Presentation: Mechanistic and Agnostic Models for Infectious Disease Epidemiology
Speaker: Forrest Crawford, Ph.D., Associate Professor, Department of Biostatistics, Yale School of Public Health, Yale School of Management (Operations), and Department of Ecology & Evolutionary Biology, Yale University
Abstract: Two competing paradigms dominate statistical approaches to estimating the effects of infectious disease interventions in interconnected groups. “Mechanistic” models capture dynamic features of disease transmission, permitting inferences with real-world interpretations and detailed predictions. “Agnostic” approaches—often based on marginal outcome models—refrain from specifying the full joint distribution of the data, and provide inferences that are robust to unmodeled dependence. Epidemiologists sometimes disagree about which of these paradigms is superior for studies of infectious disease interventions (e.g. vaccine trials), with competing claims about model realism, bias, and credibility of inferences. In this presentation, I define a formal structural model of infectious disease transmission, and ask what causal features of this process marginal estimates recover. I exhibit analytically and by simulation the circumstances under which regression coefficients in a marginal model imply an effect whose direction is opposite that of the true individualistic treatment effect. I illustrate these ideas in a large cluster-cohort study of tuberculosis outcomes within households in Lima, Peru.

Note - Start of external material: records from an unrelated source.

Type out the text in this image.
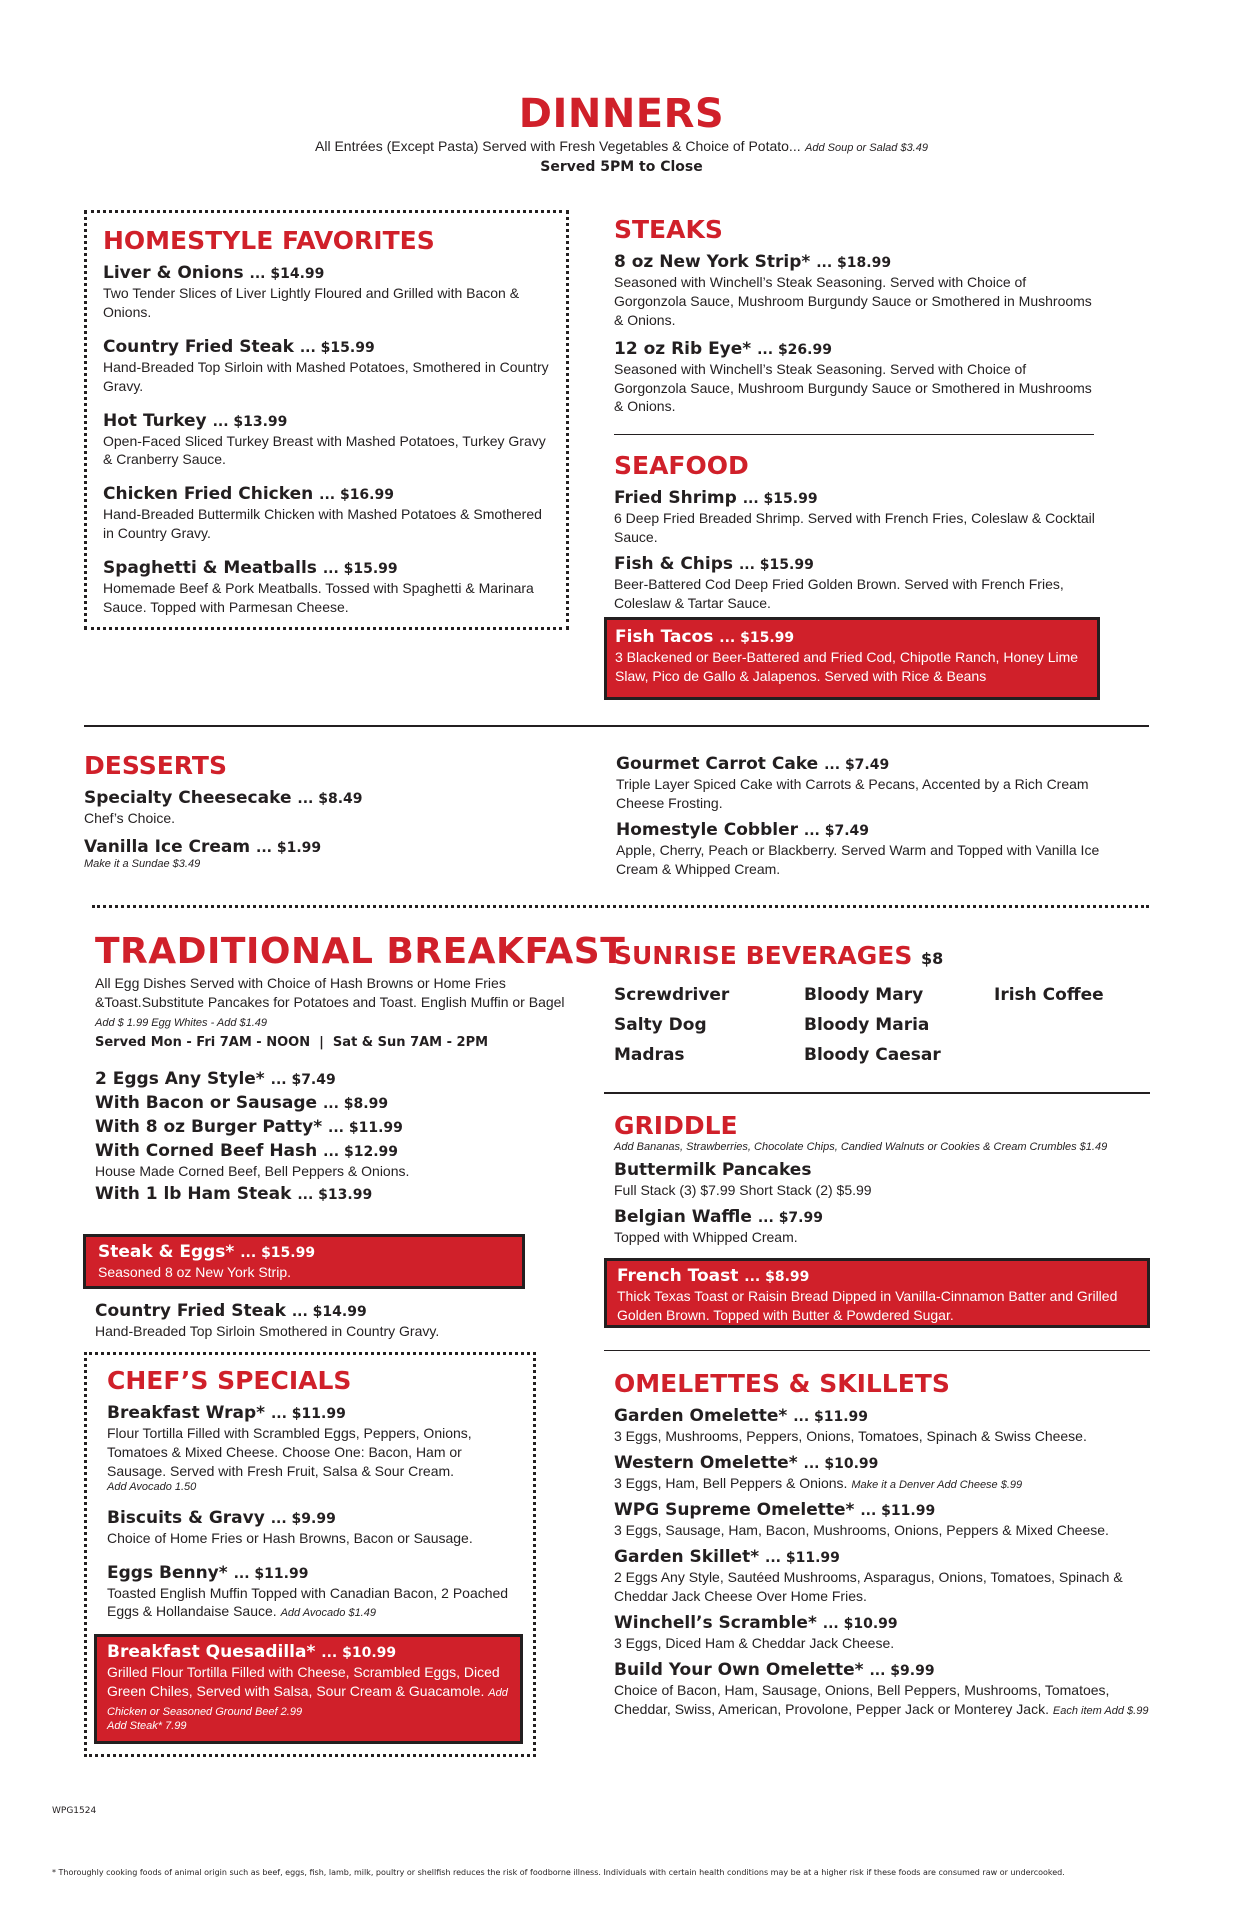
DINNERS
All Entrées (Except Pasta) Served with Fresh Vegetables & Choice of Potato... Add Soup or Salad $3.49
Served 5PM to Close
HOMESTYLE FAVORITES
Liver & Onions ... $14.99
Two Tender Slices of Liver Lightly Floured and Grilled with Bacon & Onions.
Country Fried Steak ... $15.99
Hand-Breaded Top Sirloin with Mashed Potatoes, Smothered in Country Gravy.
Hot Turkey ... $13.99
Open-Faced Sliced Turkey Breast with Mashed Potatoes, Turkey Gravy & Cranberry Sauce.
Chicken Fried Chicken ... $16.99
Hand-Breaded Buttermilk Chicken with Mashed Potatoes & Smothered in Country Gravy.
Spaghetti & Meatballs ... $15.99
Homemade Beef & Pork Meatballs. Tossed with Spaghetti & Marinara Sauce. Topped with Parmesan Cheese.
STEAKS
8 oz New York Strip* ... $18.99
Seasoned with Winchell’s Steak Seasoning. Served with Choice of Gorgonzola Sauce, Mushroom Burgundy Sauce or Smothered in Mushrooms & Onions.
12 oz Rib Eye* ... $26.99
Seasoned with Winchell’s Steak Seasoning. Served with Choice of Gorgonzola Sauce, Mushroom Burgundy Sauce or Smothered in Mushrooms & Onions.
SEAFOOD
Fried Shrimp ... $15.99
6 Deep Fried Breaded Shrimp. Served with French Fries, Coleslaw & Cocktail Sauce.
Fish & Chips ... $15.99
Beer-Battered Cod Deep Fried Golden Brown. Served with French Fries, Coleslaw & Tartar Sauce.
Fish Tacos ... $15.99
3 Blackened or Beer-Battered and Fried Cod, Chipotle Ranch, Honey Lime Slaw, Pico de Gallo & Jalapenos. Served with Rice & Beans
DESSERTS
Specialty Cheesecake ... $8.49
Chef’s Choice.
Vanilla Ice Cream ... $1.99
Make it a Sundae $3.49
Gourmet Carrot Cake ... $7.49
Triple Layer Spiced Cake with Carrots & Pecans, Accented by a Rich Cream Cheese Frosting.
Homestyle Cobbler ... $7.49
Apple, Cherry, Peach or Blackberry. Served Warm and Topped with Vanilla Ice Cream & Whipped Cream.
TRADITIONAL BREAKFAST
All Egg Dishes Served with Choice of Hash Browns or Home Fries &Toast.Substitute Pancakes for Potatoes and Toast. English Muffin or Bagel Add $ 1.99 Egg Whites - Add $1.49
Served Mon - Fri 7AM - NOON  |  Sat & Sun 7AM - 2PM
2 Eggs Any Style* ... $7.49
With Bacon or Sausage ... $8.99
With 8 oz Burger Patty* ... $11.99
With Corned Beef Hash ... $12.99
House Made Corned Beef, Bell Peppers & Onions.
With 1 lb Ham Steak ... $13.99
Steak & Eggs* ... $15.99
Seasoned 8 oz New York Strip.
Country Fried Steak ... $14.99
Hand-Breaded Top Sirloin Smothered in Country Gravy.
CHEF’S SPECIALS
Breakfast Wrap* ... $11.99
Flour Tortilla Filled with Scrambled Eggs, Peppers, Onions, Tomatoes & Mixed Cheese. Choose One: Bacon, Ham or Sausage. Served with Fresh Fruit, Salsa & Sour Cream.
Add Avocado 1.50
Biscuits & Gravy ... $9.99
Choice of Home Fries or Hash Browns, Bacon or Sausage.
Eggs Benny* ... $11.99
Toasted English Muffin Topped with Canadian Bacon, 2 Poached Eggs & Hollandaise Sauce. Add Avocado $1.49
Breakfast Quesadilla* ... $10.99
Grilled Flour Tortilla Filled with Cheese, Scrambled Eggs, Diced Green Chiles, Served with Salsa, Sour Cream & Guacamole. Add Chicken or Seasoned Ground Beef 2.99
Add Steak* 7.99
SUNRISE BEVERAGES $8
Screwdriver	Bloody Mary	Irish Coffee
Salty Dog	Bloody Maria
Madras	Bloody Caesar
GRIDDLE
Add Bananas, Strawberries, Chocolate Chips, Candied Walnuts or Cookies & Cream Crumbles $1.49
Buttermilk Pancakes
Full Stack (3) $7.99 Short Stack (2) $5.99
Belgian Waffle ... $7.99
Topped with Whipped Cream.
French Toast ... $8.99
Thick Texas Toast or Raisin Bread Dipped in Vanilla-Cinnamon Batter and Grilled Golden Brown. Topped with Butter & Powdered Sugar.
OMELETTES & SKILLETS
Garden Omelette* ... $11.99
3 Eggs, Mushrooms, Peppers, Onions, Tomatoes, Spinach & Swiss Cheese.
Western Omelette* ... $10.99
3 Eggs, Ham, Bell Peppers & Onions. Make it a Denver Add Cheese $.99
WPG Supreme Omelette* ... $11.99
3 Eggs, Sausage, Ham, Bacon, Mushrooms, Onions, Peppers & Mixed Cheese.
Garden Skillet* ... $11.99
2 Eggs Any Style, Sautéed Mushrooms, Asparagus, Onions, Tomatoes, Spinach & Cheddar Jack Cheese Over Home Fries.
Winchell’s Scramble* ... $10.99
3 Eggs, Diced Ham & Cheddar Jack Cheese.
Build Your Own Omelette* ... $9.99
Choice of Bacon, Ham, Sausage, Onions, Bell Peppers, Mushrooms, Tomatoes, Cheddar, Swiss, American, Provolone, Pepper Jack or Monterey Jack. Each item Add $.99
WPG1524
* Thoroughly cooking foods of animal origin such as beef, eggs, fish, lamb, milk, poultry or shellfish reduces the risk of foodborne illness. Individuals with certain health conditions may be at a higher risk if these foods are consumed raw or undercooked.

Bio: Forrest W. Crawford, Ph.D., is an Associate Professor of Biostatistics, Yale School of Public Health, Yale School of Management (Operations), and Department of Ecology & Evolutionary Biology, Yale University. He is affiliated with the Center for Interdisciplinary Research on AIDS, the Institute for Network Science, the Computational Biology and Bioinformatics program, and the Public Health Modeling concentration. He is the recipient of the NIH Director’s New Innovator Award and a Yale Center for Clinical Investigation Scholar Award. His research interests include causal inference, networks, graphs, stochastic processes, and optimization for applications in epidemiology, public health, and social science.